Mengapa menanam pohon itu penting?
Semua orang sudah tahu jawabnya. Namun masih banyak yang enggan untuk menanam pohon.
Kita perlu menanam pohon agar bumi kita tidak gersang. Agar “hijau dan berair” dan sejuk bebas polusi udara, manusia harus tetap menanam pohon, karena sebagian besar sudah ditebang untuk pembangunan.
Sekarang kita merasakan panas yang menyengat dan kekeringan sumber mata air di banyak tempat.
Maka kita harus mulai ikut peduli dan ambil bagian untuk kelestarian alam ini dengan menanam pohon yang disesuaikan dengan kondisi lahan dan iklim kita. Mau menanam pohon besar ataukah cukup kecil saja seperti pohon jambu biji yang juga kaya manfaat.
Kita juga harus bijaksana memilih jenis tanaman yang akan ditanam. Seperti ada pepatah mengatakan apa yang kau tanam itu yang kau petik. Ada tanaman yang sangat kuat atau mampu menyerap air hujan agar masuk ke dalam tanah sehingga mata air di sekitar pohon itu terjaga. Namun ada tanaman yang justru bisa menghilangkan unsur hara pada tanah dan mengakibatkan kekeringan sehingga lambat laun justru bisa merusak lingkungan.
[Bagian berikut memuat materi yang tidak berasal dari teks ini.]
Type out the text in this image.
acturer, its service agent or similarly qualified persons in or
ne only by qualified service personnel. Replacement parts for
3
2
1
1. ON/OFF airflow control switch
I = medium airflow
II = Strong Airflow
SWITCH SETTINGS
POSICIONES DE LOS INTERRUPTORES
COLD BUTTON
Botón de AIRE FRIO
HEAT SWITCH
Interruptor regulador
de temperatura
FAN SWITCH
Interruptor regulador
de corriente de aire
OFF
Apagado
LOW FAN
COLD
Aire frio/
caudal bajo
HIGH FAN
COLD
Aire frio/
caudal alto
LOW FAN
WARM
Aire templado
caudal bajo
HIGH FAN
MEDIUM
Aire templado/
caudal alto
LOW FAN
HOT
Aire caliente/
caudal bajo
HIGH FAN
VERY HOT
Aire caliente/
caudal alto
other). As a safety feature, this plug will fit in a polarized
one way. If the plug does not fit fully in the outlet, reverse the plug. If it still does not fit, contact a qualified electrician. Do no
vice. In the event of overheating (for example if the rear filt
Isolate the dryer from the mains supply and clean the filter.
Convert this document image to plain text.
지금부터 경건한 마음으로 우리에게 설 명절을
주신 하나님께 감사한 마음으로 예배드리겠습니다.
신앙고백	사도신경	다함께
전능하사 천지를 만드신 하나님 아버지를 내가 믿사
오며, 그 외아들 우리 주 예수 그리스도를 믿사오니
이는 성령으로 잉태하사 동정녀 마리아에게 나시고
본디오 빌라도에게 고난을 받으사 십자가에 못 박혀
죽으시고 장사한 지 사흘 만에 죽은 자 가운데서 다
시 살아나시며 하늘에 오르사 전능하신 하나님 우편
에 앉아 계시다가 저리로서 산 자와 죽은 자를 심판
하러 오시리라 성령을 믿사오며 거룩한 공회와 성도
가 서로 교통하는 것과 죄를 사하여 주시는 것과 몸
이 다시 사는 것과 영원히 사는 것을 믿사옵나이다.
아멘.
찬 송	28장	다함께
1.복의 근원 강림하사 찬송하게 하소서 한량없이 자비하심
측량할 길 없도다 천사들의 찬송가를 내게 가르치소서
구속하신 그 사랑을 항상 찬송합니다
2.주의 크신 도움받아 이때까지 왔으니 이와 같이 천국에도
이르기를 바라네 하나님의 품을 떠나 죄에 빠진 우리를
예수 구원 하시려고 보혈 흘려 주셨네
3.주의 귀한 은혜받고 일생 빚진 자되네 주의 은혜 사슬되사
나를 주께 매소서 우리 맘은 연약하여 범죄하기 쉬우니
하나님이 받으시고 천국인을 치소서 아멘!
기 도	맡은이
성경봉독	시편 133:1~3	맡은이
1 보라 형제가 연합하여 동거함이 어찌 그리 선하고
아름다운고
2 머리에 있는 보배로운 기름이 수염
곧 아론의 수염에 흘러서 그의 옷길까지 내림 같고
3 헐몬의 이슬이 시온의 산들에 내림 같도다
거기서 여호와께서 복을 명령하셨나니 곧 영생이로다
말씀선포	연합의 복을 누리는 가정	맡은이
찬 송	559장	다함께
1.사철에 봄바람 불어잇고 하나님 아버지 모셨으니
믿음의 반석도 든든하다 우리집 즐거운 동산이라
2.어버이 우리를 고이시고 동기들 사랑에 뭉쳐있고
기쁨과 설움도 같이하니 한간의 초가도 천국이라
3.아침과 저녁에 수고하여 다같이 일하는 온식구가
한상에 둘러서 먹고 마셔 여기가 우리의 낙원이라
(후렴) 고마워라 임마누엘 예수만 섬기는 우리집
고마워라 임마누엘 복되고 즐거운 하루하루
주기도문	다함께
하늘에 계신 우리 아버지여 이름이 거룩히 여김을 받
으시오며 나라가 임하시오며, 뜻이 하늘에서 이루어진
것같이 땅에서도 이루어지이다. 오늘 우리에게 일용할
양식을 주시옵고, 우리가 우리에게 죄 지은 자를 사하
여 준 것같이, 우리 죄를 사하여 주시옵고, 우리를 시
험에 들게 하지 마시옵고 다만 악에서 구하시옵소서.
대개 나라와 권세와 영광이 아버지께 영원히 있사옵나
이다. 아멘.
Paus Fransiskus pun sejak sepuluh tahun yang lalu sudah mengingatkan hal kerusakan lingkungan dengan menggalakkan seruan tobat ekologis.
Maka, berangkat dari kepedulian alam ini, Paroki melalui sie PSE, sie Lingkungan Hidup dan Panitia HUT Paroki ke 5 melaksanakan program penanaman pohon yang sudah pula menjadi arahan keuskupan dalam rangka merayakan 75 tahun keuskupan Sufragan Bogor.
Sabtu, 15 Juni 2024, umat yang terbagi ke dalam 11 lingkungan menanam sebanyak 55 bibit pohon jati solomon berusia 4-5 bulan setinggi 10-15 cm dan 77 bibit pohon palem setinggi 40-50 cm di lahan tidur seluas 4000an meter (mulai dari batas tanah gereja hingga bantaran sungai sepanjang 90 m) yang berjarak 50 meter dari gedung gereja.
Pemilihan jenis pohon jati Salomo ini berdasar permintaan Bapa Uskup Paskalis.
Jati Solomon berasal dari daerah atau negara bernama Kepulauan Solomon (Salomo) di timur Papua Nugini. Termasuk jenis jati dalam kelas cukup kuat, berserat lurus hingga terpadu, bercorak dekoratif, memiliki tekstur yang halus dan tidak mengandung kristal atau silika. Pohon ini cepat tumbuh besar, lurus ke atas dan sedikit percabangannya.
Daun pohon jati banyak dimanfaatkan orang untuk berbagai keperluan misal kesehatan dan bahan makanan atau pembungkus. Di Yogyakarta, sejak jaman nenek moyang orang memasak gudeg dengan menambahkan 2 sampai 4 lembar daun jati.
Pohon Palem sendiri diharapkan bisa dipanen untuk keperluan misa Minggu Palma setiap tahunnya.
Bu Peggy Kilapong, ketua tim Lingkungan Hidup Paroki menjelaskan bahwa persiapan lahan penanaman sudah dilakukan dua bulan yang lalu dengan bergotong royong membabat rumput dan perdu dan setelahnya dilakukan pelobangan dengan jarak antar pohon jati sepanjang 8 meter, dengan sela 2 meter untuk pohon palem. Penggunaan media tanam berupa pupuk kandang dan sekam dan pupuk organik serta tidak menggunakan pupuk kimia.
Perawatan akan menjadi tanggung jawab masing-masing lingkungan sesuai kavlingnya yang sudah diundi pada acara ceremonial pembukaan.